The CCAFS is a strategic collaboration researching climate change and food security run by the CGIAR. It is from here that statistically downscaled data was retrieved from for the creation of the crop yield projections. The downscaling of Global Climate Models (GCM's) is an essential step to allow for regional studies where climate predictions are required. Most GCM's have spatial resolutions of 100m or greater, making regional data very course and likley missing large amounts of spatial variability. There are two types of downscaling, statistical and dynamic. Dynamic downscaling fits GCM outputs into regional meteorological models. These are very computational and resource heavy approaches. Statistical downscaling, the approached used in this project, use a series of equations to attempt to predict local values based off of GCM data as well as local variables such as jet stream locations.
How to download cliamte data

Methodology:

01.

Download Climate Projections

Regional Climate predictions were downloaded from CCAFS. The data downloaded consists of Rainfall, and Temperature (Mean, Max and Min). A tutorial of how to download the data can be found here.

02.

Averaging of Data

The monthly averaged climate data is averaged based on soil polygons. The averaged data was transposed to proprietary AquaCrop files (.TMP, .PLU, .EVT).

03.

AquaCrop Model Run For Each Scenario

AquaCrop was run for each scenario.

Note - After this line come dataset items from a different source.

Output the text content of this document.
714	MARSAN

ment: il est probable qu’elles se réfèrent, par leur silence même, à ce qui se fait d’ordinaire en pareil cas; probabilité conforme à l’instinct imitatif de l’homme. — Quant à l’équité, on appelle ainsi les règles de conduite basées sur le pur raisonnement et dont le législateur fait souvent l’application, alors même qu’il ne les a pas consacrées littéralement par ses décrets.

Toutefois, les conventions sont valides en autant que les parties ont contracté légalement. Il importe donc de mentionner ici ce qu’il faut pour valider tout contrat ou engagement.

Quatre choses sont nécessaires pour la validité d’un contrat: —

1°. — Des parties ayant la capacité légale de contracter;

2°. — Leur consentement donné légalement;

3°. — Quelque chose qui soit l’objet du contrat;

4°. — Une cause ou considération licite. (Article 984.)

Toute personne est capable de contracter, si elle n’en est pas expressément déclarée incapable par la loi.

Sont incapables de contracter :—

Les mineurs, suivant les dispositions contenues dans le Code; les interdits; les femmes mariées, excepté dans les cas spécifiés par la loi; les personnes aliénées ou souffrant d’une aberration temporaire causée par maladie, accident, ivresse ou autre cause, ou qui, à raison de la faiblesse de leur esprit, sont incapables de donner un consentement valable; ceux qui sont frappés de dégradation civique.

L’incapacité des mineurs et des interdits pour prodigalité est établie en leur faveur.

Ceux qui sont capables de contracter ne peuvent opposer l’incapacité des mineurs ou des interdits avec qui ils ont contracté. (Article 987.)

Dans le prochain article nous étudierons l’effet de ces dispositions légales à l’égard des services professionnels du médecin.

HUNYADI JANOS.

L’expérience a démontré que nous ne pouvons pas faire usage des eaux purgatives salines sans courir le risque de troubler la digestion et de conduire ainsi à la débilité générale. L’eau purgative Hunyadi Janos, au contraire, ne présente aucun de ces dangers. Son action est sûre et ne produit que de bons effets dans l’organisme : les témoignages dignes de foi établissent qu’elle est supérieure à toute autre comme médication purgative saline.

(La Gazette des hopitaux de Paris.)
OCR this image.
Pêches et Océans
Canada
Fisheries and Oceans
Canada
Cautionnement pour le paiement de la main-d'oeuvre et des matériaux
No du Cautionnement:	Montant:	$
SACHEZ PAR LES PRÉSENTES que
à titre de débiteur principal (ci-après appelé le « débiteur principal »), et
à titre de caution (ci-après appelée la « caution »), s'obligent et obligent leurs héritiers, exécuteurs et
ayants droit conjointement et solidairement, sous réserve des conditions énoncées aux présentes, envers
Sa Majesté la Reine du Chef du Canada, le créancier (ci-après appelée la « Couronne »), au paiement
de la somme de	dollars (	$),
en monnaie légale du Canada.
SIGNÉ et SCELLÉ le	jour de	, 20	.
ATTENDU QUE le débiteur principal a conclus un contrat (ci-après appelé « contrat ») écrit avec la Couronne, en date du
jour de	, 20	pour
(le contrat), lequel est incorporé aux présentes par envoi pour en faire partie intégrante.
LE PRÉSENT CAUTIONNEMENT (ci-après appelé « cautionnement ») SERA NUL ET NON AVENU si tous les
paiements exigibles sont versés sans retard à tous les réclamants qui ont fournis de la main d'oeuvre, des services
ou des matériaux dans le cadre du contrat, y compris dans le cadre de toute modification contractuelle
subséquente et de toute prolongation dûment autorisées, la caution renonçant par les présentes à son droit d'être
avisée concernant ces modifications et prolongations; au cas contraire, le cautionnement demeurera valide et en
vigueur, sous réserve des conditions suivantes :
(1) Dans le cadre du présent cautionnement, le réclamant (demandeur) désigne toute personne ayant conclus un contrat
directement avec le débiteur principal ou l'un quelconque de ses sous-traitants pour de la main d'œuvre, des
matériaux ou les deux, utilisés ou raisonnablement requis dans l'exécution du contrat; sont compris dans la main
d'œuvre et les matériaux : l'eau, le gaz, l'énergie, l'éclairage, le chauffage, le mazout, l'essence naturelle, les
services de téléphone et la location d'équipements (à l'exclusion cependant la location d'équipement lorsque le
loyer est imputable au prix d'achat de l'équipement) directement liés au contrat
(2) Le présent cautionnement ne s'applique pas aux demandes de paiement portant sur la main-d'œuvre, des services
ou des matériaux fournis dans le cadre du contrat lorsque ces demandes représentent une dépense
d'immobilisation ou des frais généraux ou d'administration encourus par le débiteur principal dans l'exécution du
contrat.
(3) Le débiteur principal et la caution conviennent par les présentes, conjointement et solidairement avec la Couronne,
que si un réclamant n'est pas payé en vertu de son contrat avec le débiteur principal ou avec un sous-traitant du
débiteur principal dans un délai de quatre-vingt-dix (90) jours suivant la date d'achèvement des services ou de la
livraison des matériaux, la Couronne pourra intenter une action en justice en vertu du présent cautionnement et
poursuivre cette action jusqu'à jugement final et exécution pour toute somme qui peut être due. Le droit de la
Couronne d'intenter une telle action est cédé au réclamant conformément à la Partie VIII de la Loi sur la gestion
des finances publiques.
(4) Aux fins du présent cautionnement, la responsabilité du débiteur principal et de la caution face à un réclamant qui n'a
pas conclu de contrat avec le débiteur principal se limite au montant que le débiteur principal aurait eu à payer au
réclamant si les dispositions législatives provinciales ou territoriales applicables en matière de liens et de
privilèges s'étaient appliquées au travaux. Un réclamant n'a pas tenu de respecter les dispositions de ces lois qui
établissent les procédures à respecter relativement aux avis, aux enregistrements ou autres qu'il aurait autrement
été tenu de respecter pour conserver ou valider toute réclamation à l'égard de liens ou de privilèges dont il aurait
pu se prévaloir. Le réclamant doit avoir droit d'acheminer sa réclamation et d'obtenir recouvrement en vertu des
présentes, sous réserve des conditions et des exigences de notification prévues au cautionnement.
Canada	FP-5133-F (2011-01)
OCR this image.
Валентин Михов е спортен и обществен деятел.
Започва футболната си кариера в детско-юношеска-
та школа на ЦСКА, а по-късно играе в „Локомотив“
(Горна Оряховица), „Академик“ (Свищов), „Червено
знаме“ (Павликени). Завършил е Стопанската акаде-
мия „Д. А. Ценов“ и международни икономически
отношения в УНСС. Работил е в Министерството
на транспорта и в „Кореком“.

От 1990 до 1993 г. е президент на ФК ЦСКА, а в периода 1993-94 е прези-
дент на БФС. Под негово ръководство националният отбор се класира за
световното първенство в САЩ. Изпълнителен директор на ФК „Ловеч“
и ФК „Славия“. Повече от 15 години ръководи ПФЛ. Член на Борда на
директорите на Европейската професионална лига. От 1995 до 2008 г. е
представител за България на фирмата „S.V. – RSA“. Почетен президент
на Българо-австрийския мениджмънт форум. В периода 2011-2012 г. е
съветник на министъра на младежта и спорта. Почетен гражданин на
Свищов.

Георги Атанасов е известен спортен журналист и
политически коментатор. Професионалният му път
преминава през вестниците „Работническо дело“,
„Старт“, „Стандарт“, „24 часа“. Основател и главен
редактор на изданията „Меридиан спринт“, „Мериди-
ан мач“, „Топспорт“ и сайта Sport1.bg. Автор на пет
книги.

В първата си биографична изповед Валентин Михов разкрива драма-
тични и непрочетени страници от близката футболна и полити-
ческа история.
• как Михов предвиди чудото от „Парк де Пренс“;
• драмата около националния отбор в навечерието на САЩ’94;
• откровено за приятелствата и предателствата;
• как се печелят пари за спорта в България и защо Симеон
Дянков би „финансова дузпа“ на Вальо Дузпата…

This means that for each year of data (2030 and 2050) AquaCrop was run for each crop and soil types scenario.

04.

AquaCrop Output Processed into ESRI Shapefile

For each crop type and year, the AquaCrop output was converted to a vector shapefile and a column was added and populated for the crop type.

05.

Shapefile Converted to .KML File

The shapefile for each crop yield prediction was converted to KML using shp2kml 2.0.

06.

KML files imported into Google Fusion Tables

KML files were imported into one of two Google Fusion Tables based on their year.